Thanks.
This morning I had a brainwave, and inserted it into /etc/nftables.conf:
> #!/usr/sbin/nft -f
> flush ruleset
>
> table inet filter {
>
> set blocklist { type inet_proto ; flags timeout ; }
>
> chain input {
> type filter hook input priority 0; policy drop;
> }
> chain forward {
> type filter hook forward priority 0; policy drop;
> }
> chain output {
> type filter hook output priority 0; policy accept;
> }
>
> }
>
> include "/etc/nftables/include/*.nft"
Nft accepted it.
Best wishes, stay safe,
Paul
-----Original Message-----
From: Florian Westphal <fw@xxxxxxxxx>
Sent: Saturday, March 27, 2021 12:32 AM
To: paul.guijt@xxxxxxxxx
Cc: netfilter@xxxxxxxxxxxxxxx
Subject: Re: Creating named set
paul.guijt@xxxxxxxxx <paul.guijt@xxxxxxxxx> wrote:
> Hi all,
> On Raspbian I tried:
> sudo nft add set inet filter blocklist { type inet_proto \; flags timeout \; }
> Error: Could not process rule: No such file or directory
> add set inet filter blocklist { type inet_proto ; flags timeout ; }
^^^^^^
> I have tried all sorts of syntax, but every time that error comes up. Even with “% nft add set ip filter blackhole { type ipv4_addr\;}” from the wiki.

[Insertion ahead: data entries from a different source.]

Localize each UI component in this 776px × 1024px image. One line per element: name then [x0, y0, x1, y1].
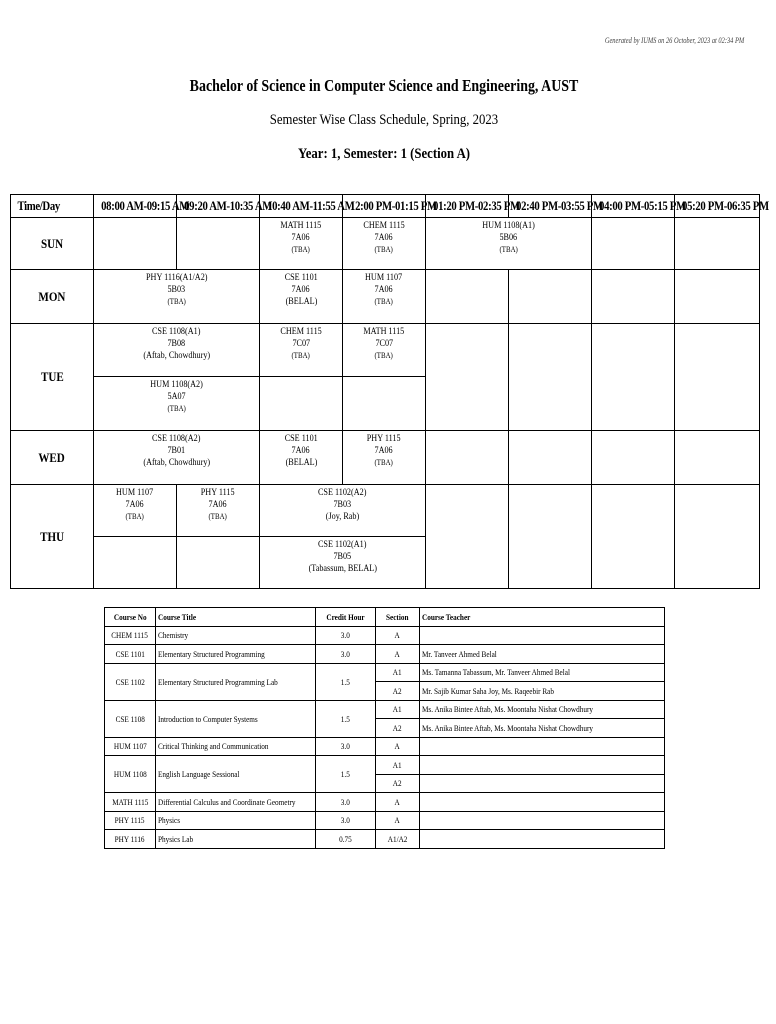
- empty-slot: [426, 485, 509, 589]
- class-cell: CSE 1108(A2) 7B01 (Aftab, Chowdhury): [94, 431, 260, 485]
- slot-header: 05:20 PM-06:35 PM: [675, 195, 760, 218]
- day-label: MON: [11, 270, 94, 324]
- class-cell: HUM 1107 7A06 (TBA): [343, 270, 426, 324]
- course-teacher: Ms. Tamanna Tabassum, Mr. Tanveer Ahmed Belal: [422, 667, 570, 678]
- credit-hour: 1.5: [340, 676, 351, 687]
- empty-slot: [426, 431, 509, 485]
- section: A1: [393, 704, 402, 715]
- section: A1: [393, 759, 402, 770]
- empty-slot: [675, 324, 760, 431]
- empty-slot: [509, 324, 592, 431]
- section: A1: [393, 667, 402, 678]
- schedule-header-row: [11, 195, 760, 218]
- page-title: Bachelor of Science in Computer Science and Engineering, AUST: [189, 76, 579, 95]
- course-title: English Language Sessional: [158, 769, 240, 779]
- section: A: [394, 648, 401, 659]
- slot-header: 04:00 PM-05:15 PM: [592, 195, 675, 218]
- empty-slot: [592, 218, 675, 270]
- table-row: [105, 626, 665, 645]
- slot-header: 08:00 AM-09:15 AM: [94, 195, 177, 218]
- section: A1/A2: [387, 833, 408, 844]
- empty-slot: [592, 270, 675, 324]
- slot-header: 10:40 AM-11:55 AM: [260, 195, 343, 218]
- table-row: [105, 793, 665, 812]
- empty-slot: [94, 218, 177, 270]
- section: A: [394, 815, 401, 826]
- table-row: [105, 700, 665, 719]
- class-cell: MATH 1115 7A06 (TBA): [260, 218, 343, 270]
- course-teacher: Mr. Sajib Kumar Saha Joy, Ms. Raqeebir Rab: [422, 685, 554, 696]
- empty-slot: [177, 537, 260, 589]
- course-title-header: Course Title: [156, 608, 316, 627]
- slot-header: 09:20 AM-10:35 AM: [177, 195, 260, 218]
- credit-hour: 0.75: [339, 833, 352, 844]
- section: A: [394, 741, 401, 752]
- section: A2: [393, 778, 402, 789]
- day-label: WED: [11, 431, 94, 485]
- day-row-sun: [11, 218, 760, 270]
- course-no: HUM 1107: [113, 741, 147, 752]
- course-title: Elementary Structured Programming Lab: [158, 676, 278, 687]
- credit-hour: 3.0: [340, 648, 351, 659]
- credit-hour: 1.5: [340, 769, 351, 779]
- course-no: CSE 1102: [115, 676, 145, 687]
- course-teacher: Ms. Anika Bintee Aftab, Ms. Moontaha Nishat Chowdhury: [422, 722, 593, 733]
- day-row-thu: [11, 485, 760, 537]
- day-row-tue: [11, 324, 760, 377]
- section: A2: [393, 722, 402, 733]
- class-cell: CSE 1101 7A06 (BELAL): [260, 270, 343, 324]
- day-row-wed: [11, 431, 760, 485]
- course-list-table: [104, 607, 665, 849]
- empty-slot: [94, 537, 177, 589]
- empty-slot: [592, 485, 675, 589]
- empty-slot: [260, 377, 343, 431]
- empty-slot: [426, 270, 509, 324]
- day-label: THU: [11, 485, 94, 589]
- course-no: MATH 1115: [111, 796, 149, 807]
- section-heading: Year: 1, Semester: 1 (Section A): [297, 146, 471, 162]
- slot-header: 02:40 PM-03:55 PM: [509, 195, 592, 218]
- table-row: [105, 830, 665, 849]
- class-cell: PHY 1115 7A06 (TBA): [343, 431, 426, 485]
- empty-slot: [343, 377, 426, 431]
- day-label: TUE: [11, 324, 94, 431]
- table-row: [105, 737, 665, 756]
- day-label: SUN: [11, 218, 94, 270]
- class-cell: CSE 1101 7A06 (BELAL): [260, 431, 343, 485]
- credit-hour-header: Credit Hour: [316, 608, 376, 627]
- section-header: Section: [376, 608, 420, 627]
- course-no-header: Course No: [105, 608, 156, 627]
- empty-slot: [675, 431, 760, 485]
- course-teacher: Ms. Anika Bintee Aftab, Ms. Moontaha Nishat Chowdhury: [422, 704, 593, 715]
- course-no: PHY 1115: [115, 815, 145, 826]
- empty-slot: [509, 431, 592, 485]
- course-header-row: [105, 608, 665, 627]
- class-cell: CHEM 1115 7C07 (TBA): [260, 324, 343, 377]
- empty-slot: [675, 218, 760, 270]
- empty-slot: [592, 324, 675, 431]
- class-cell: HUM 1107 7A06 (TBA): [94, 485, 177, 537]
- page-subtitle: Semester Wise Class Schedule, Spring, 2023: [269, 112, 499, 128]
- empty-slot: [509, 485, 592, 589]
- class-cell: PHY 1115 7A06 (TBA): [177, 485, 260, 537]
- empty-slot: [426, 324, 509, 431]
- class-cell: MATH 1115 7C07 (TBA): [343, 324, 426, 377]
- class-cell: CSE 1108(A1) 7B08 (Aftab, Chowdhury): [94, 324, 260, 377]
- class-cell: CHEM 1115 7A06 (TBA): [343, 218, 426, 270]
- course-title: Elementary Structured Programming: [158, 648, 265, 659]
- course-title: Chemistry: [158, 630, 189, 641]
- table-row: [105, 756, 665, 775]
- course-title: Introduction to Computer Systems: [158, 713, 258, 724]
- slot-header: 01:20 PM-02:35 PM: [426, 195, 509, 218]
- time-day-header: Time/Day: [11, 195, 94, 218]
- course-title: Critical Thinking and Communication: [158, 741, 269, 752]
- course-no: PHY 1116: [115, 833, 145, 844]
- class-cell: PHY 1116(A1/A2) 5B03 (TBA): [94, 270, 260, 324]
- class-cell: HUM 1108(A1) 5B06 (TBA): [426, 218, 592, 270]
- section: A: [394, 630, 401, 641]
- class-cell: HUM 1108(A2) 5A07 (TBA): [94, 377, 260, 431]
- credit-hour: 3.0: [340, 815, 351, 826]
- credit-hour: 1.5: [340, 713, 351, 724]
- table-row: [105, 645, 665, 664]
- course-no: CHEM 1115: [111, 630, 149, 641]
- course-title: Differential Calculus and Coordinate Geometry: [158, 796, 296, 807]
- generated-note: Generated by IUMS on 26 October, 2023 at 02:34 PM: [604, 36, 744, 45]
- credit-hour: 3.0: [340, 796, 351, 807]
- course-no: CSE 1101: [115, 648, 145, 659]
- empty-slot: [509, 270, 592, 324]
- course-no: HUM 1108: [113, 769, 147, 779]
- course-title: Physics: [158, 815, 181, 826]
- table-row: [105, 811, 665, 830]
- empty-slot: [177, 218, 260, 270]
- section: A: [394, 796, 401, 807]
- course-no: CSE 1108: [115, 713, 145, 724]
- slot-header: 12:00 PM-01:15 PM: [343, 195, 426, 218]
- empty-slot: [675, 485, 760, 589]
- section: A2: [393, 685, 402, 696]
- course-teacher-header: Course Teacher: [420, 608, 665, 627]
- empty-slot: [592, 431, 675, 485]
- credit-hour: 3.0: [340, 741, 351, 752]
- credit-hour: 3.0: [340, 630, 351, 641]
- course-teacher: Mr. Tanveer Ahmed Belal: [422, 648, 497, 659]
- class-cell: CSE 1102(A2) 7B03 (Joy, Rab): [260, 485, 426, 537]
- class-schedule-table: [10, 194, 769, 589]
- course-title: Physics Lab: [158, 833, 194, 844]
- empty-slot: [675, 270, 760, 324]
- day-row-mon: [11, 270, 760, 324]
- table-row: [105, 663, 665, 682]
- class-cell: CSE 1102(A1) 7B05 (Tabassum, BELAL): [260, 537, 426, 589]
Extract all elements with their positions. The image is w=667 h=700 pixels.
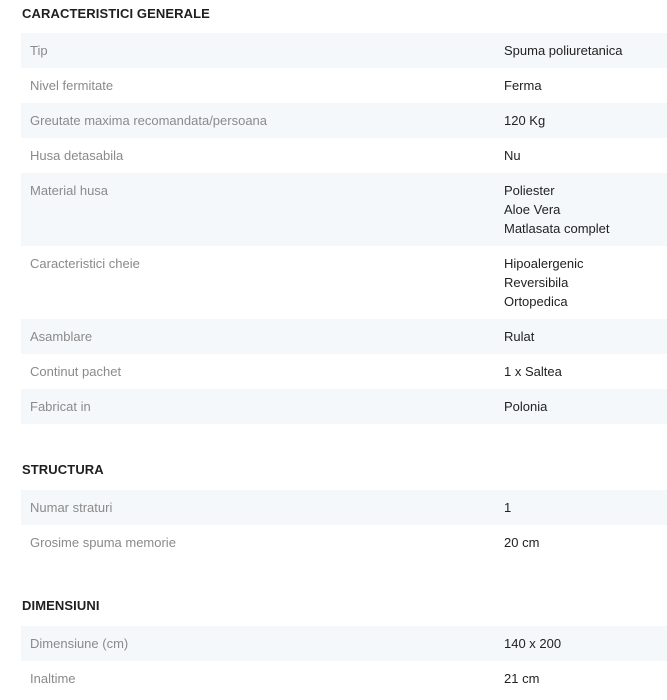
spec-row-grosime-spuma — [21, 525, 667, 560]
spec-label: Dimensiune (cm) — [30, 636, 129, 651]
spec-value — [504, 397, 667, 416]
spec-value — [504, 76, 667, 95]
spec-label: Tip — [30, 43, 48, 58]
spec-label: Asamblare — [30, 329, 93, 344]
spec-label: Greutate maxima recomandata/persoana — [30, 113, 268, 128]
spec-value-line: 20 cm — [504, 535, 540, 550]
spec-row-asamblare — [21, 319, 667, 354]
spec-value — [504, 634, 667, 653]
spec-row-husa-detasabila — [21, 138, 667, 173]
spec-value-line: 21 cm — [504, 671, 540, 686]
spec-label: Grosime spuma memorie — [30, 535, 176, 550]
spec-value — [504, 669, 667, 688]
spec-value-line: Matlasata complet — [504, 221, 610, 236]
spec-row-greutate-maxima — [21, 103, 667, 138]
spec-row-numar-straturi — [21, 490, 667, 525]
spec-value-line: 140 x 200 — [504, 636, 562, 651]
spec-row-dimensiune — [21, 626, 667, 661]
spec-value — [504, 533, 667, 552]
section-title-caracteristici-generale: CARACTERISTICI GENERALE — [22, 6, 210, 21]
spec-value-line: Reversibila — [504, 275, 569, 290]
spec-label: Material husa — [30, 183, 109, 198]
spec-value-line: 120 Kg — [504, 113, 546, 128]
spec-table-dimensiuni — [21, 626, 667, 696]
spec-label: Inaltime — [30, 671, 76, 686]
spec-value — [504, 181, 667, 238]
spec-value-line: Rulat — [504, 329, 535, 344]
spec-value-line: Poliester — [504, 183, 555, 198]
spec-row-caracteristici-cheie — [21, 246, 667, 319]
spec-value — [504, 254, 667, 311]
spec-label: Numar straturi — [30, 500, 113, 515]
spec-value-line: Ortopedica — [504, 294, 568, 309]
spec-value-line: Spuma poliuretanica — [504, 43, 623, 58]
spec-label: Caracteristici cheie — [30, 256, 140, 271]
spec-value-line: Hipoalergenic — [504, 256, 584, 271]
section-title-structura: STRUCTURA — [22, 462, 104, 477]
spec-value — [504, 111, 667, 130]
spec-table-caracteristici-generale — [21, 33, 667, 424]
spec-value — [504, 327, 667, 346]
spec-row-tip — [21, 33, 667, 68]
spec-row-inaltime — [21, 661, 667, 696]
spec-row-continut-pachet — [21, 354, 667, 389]
spec-label: Nivel fermitate — [30, 78, 114, 93]
spec-value-line: 1 x Saltea — [504, 364, 562, 379]
spec-row-nivel-fermitate — [21, 68, 667, 103]
spec-value-line: Polonia — [504, 399, 548, 414]
spec-row-material-husa — [21, 173, 667, 246]
spec-value-line: Nu — [504, 148, 521, 163]
spec-value-line: Ferma — [504, 78, 542, 93]
spec-table-structura — [21, 490, 667, 560]
spec-value-line: Aloe Vera — [504, 202, 561, 217]
spec-row-fabricat-in — [21, 389, 667, 424]
spec-label: Fabricat in — [30, 399, 91, 414]
spec-label: Continut pachet — [30, 364, 122, 379]
spec-value — [504, 362, 667, 381]
spec-value — [504, 498, 667, 517]
section-title-dimensiuni: DIMENSIUNI — [22, 598, 100, 613]
spec-value — [504, 41, 667, 60]
spec-value — [504, 146, 667, 165]
spec-label: Husa detasabila — [30, 148, 124, 163]
spec-value-line: 1 — [504, 500, 512, 515]
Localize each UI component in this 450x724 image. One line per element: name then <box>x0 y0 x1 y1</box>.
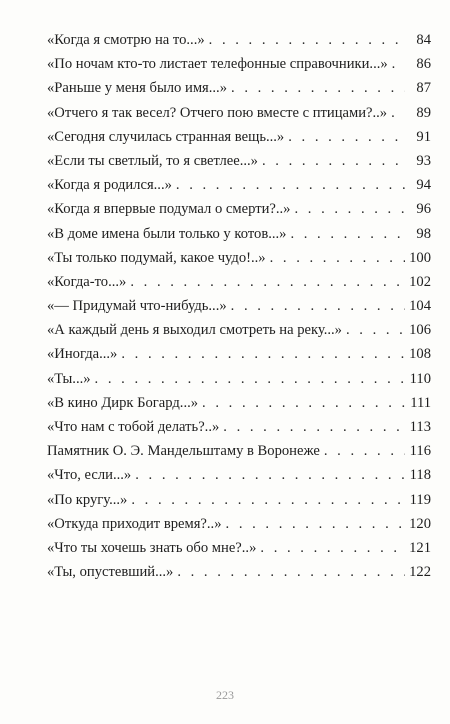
toc-entry <box>47 149 431 173</box>
dot-leader <box>226 512 405 536</box>
toc-entry-page: 86 <box>416 56 431 73</box>
dot-leader <box>262 149 405 173</box>
dot-leader <box>324 439 405 463</box>
toc-entry <box>47 415 431 439</box>
toc-entry-page: 104 <box>409 298 431 315</box>
toc-entry-page: 89 <box>416 104 431 121</box>
toc-entry <box>47 173 431 197</box>
toc-entry-page: 91 <box>416 128 431 145</box>
toc-entry <box>47 439 431 463</box>
toc-entry-title: «Ты только подумай, какое чудо!..» <box>47 249 266 266</box>
toc-entry-title: «Раньше у меня было имя...» <box>47 80 228 97</box>
toc-entry-title: «Когда я смотрю на то...» <box>47 32 205 48</box>
dot-leader <box>202 391 405 415</box>
toc-entry <box>47 222 431 246</box>
dot-leader <box>346 318 405 342</box>
toc-entry-page: 108 <box>409 346 431 363</box>
toc-entry <box>47 270 431 294</box>
dot-leader <box>260 536 405 560</box>
toc-entry-page: 94 <box>416 177 431 194</box>
toc-entry <box>47 367 431 391</box>
toc-entry-page: 93 <box>416 152 431 169</box>
toc-entry-page: 110 <box>409 370 431 387</box>
dot-leader <box>231 76 405 100</box>
dot-leader <box>176 173 405 197</box>
toc-entry-page: 118 <box>409 467 431 484</box>
toc-entry-page: 113 <box>409 419 431 435</box>
page-number: 223 <box>216 688 234 702</box>
toc-entry-title: «Если ты светлый, то я светлее...» <box>47 152 258 169</box>
dot-leader <box>95 367 405 391</box>
toc-entry <box>47 294 431 318</box>
toc-entry-title: «Откуда приходит время?..» <box>47 515 222 532</box>
toc-entry-page: 102 <box>409 273 431 290</box>
toc-entry-title: «Что нам с тобой делать?..» <box>47 419 220 435</box>
toc-entry <box>47 342 431 366</box>
toc-entry-title: «А каждый день я выходил смотреть на реку...» <box>47 322 342 339</box>
toc-entry-page: 120 <box>409 515 431 532</box>
toc-entry-title: «Иногда...» <box>47 346 118 363</box>
toc-entry-title: «Когда я родился...» <box>47 177 172 194</box>
toc-entry-title: «В доме имена были только у котов...» <box>47 225 287 242</box>
dot-leader <box>270 246 405 270</box>
dot-leader <box>231 294 405 318</box>
toc-entry-title: «Что, если...» <box>47 467 132 484</box>
toc-entry-title: «— Придумай что-нибудь...» <box>47 298 227 315</box>
toc-entry-page: 111 <box>410 394 431 411</box>
dot-leader <box>131 488 405 512</box>
toc-entry <box>47 101 431 125</box>
dot-leader <box>223 415 405 439</box>
toc-entry <box>47 52 431 76</box>
dot-leader <box>290 222 405 246</box>
toc-entry <box>47 463 431 487</box>
toc-entry <box>47 560 431 584</box>
toc-entry-title: «По кругу...» <box>47 491 128 508</box>
dot-leader <box>209 28 405 52</box>
toc-entry <box>47 536 431 560</box>
toc-entry-page: 122 <box>409 564 431 581</box>
toc-entry-title: «Ты...» <box>47 370 91 387</box>
toc-entry <box>47 391 431 415</box>
dot-leader <box>135 463 405 487</box>
toc-entry-title: «Когда-то...» <box>47 273 127 290</box>
toc-entry-page: 87 <box>416 80 431 97</box>
toc-entry <box>47 318 431 342</box>
toc-entry-page: 106 <box>409 322 431 339</box>
dot-leader <box>121 342 405 366</box>
toc-entry-page: 98 <box>416 225 431 242</box>
toc-entry-page: 119 <box>409 491 431 508</box>
toc-entry <box>47 76 431 100</box>
dot-leader <box>294 197 405 221</box>
toc-entry-title: «Когда я впервые подумал о смерти?..» <box>47 201 291 218</box>
toc-entry-page: 84 <box>416 32 431 48</box>
dot-leader <box>391 101 405 125</box>
toc-entry-title: «Ты, опустевший...» <box>47 564 174 581</box>
dot-leader <box>130 270 405 294</box>
toc-entry-title: Памятник О. Э. Мандельштаму в Воронеже <box>47 443 320 460</box>
toc-entry <box>47 512 431 536</box>
toc-entry <box>47 197 431 221</box>
toc-entry-title: «В кино Дирк Богард...» <box>47 394 199 411</box>
toc-entry <box>47 125 431 149</box>
toc-entry-title: «По ночам кто-то листает телефонные справочники...» <box>47 56 388 73</box>
dot-leader <box>177 560 405 584</box>
toc-entry-title: «Отчего я так весел? Отчего пою вместе с птицами?..» <box>47 104 388 121</box>
dot-leader <box>288 125 405 149</box>
toc-entry <box>47 28 431 52</box>
toc-entry-title: «Сегодня случилась странная вещь...» <box>47 128 285 145</box>
toc-entry-page: 100 <box>409 249 431 266</box>
toc-entry <box>47 246 431 270</box>
dot-leader <box>392 52 405 76</box>
toc-entry-page: 116 <box>409 443 431 460</box>
toc-entry-page: 96 <box>416 201 431 218</box>
toc-entry <box>47 488 431 512</box>
toc-entry-page: 121 <box>409 539 431 556</box>
table-of-contents <box>47 28 431 584</box>
toc-entry-title: «Что ты хочешь знать обо мне?..» <box>47 539 257 556</box>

> I have an inet table, and in it I want to drop anything coming from @blocklist. Can anyone please hand me the correct syntax, either for command line (sudo nft …) or for a rules file?
This syntax is fine. The error comes from the kernel.
Either no 'inet filter' table exists, or your kernel lacks set functionality.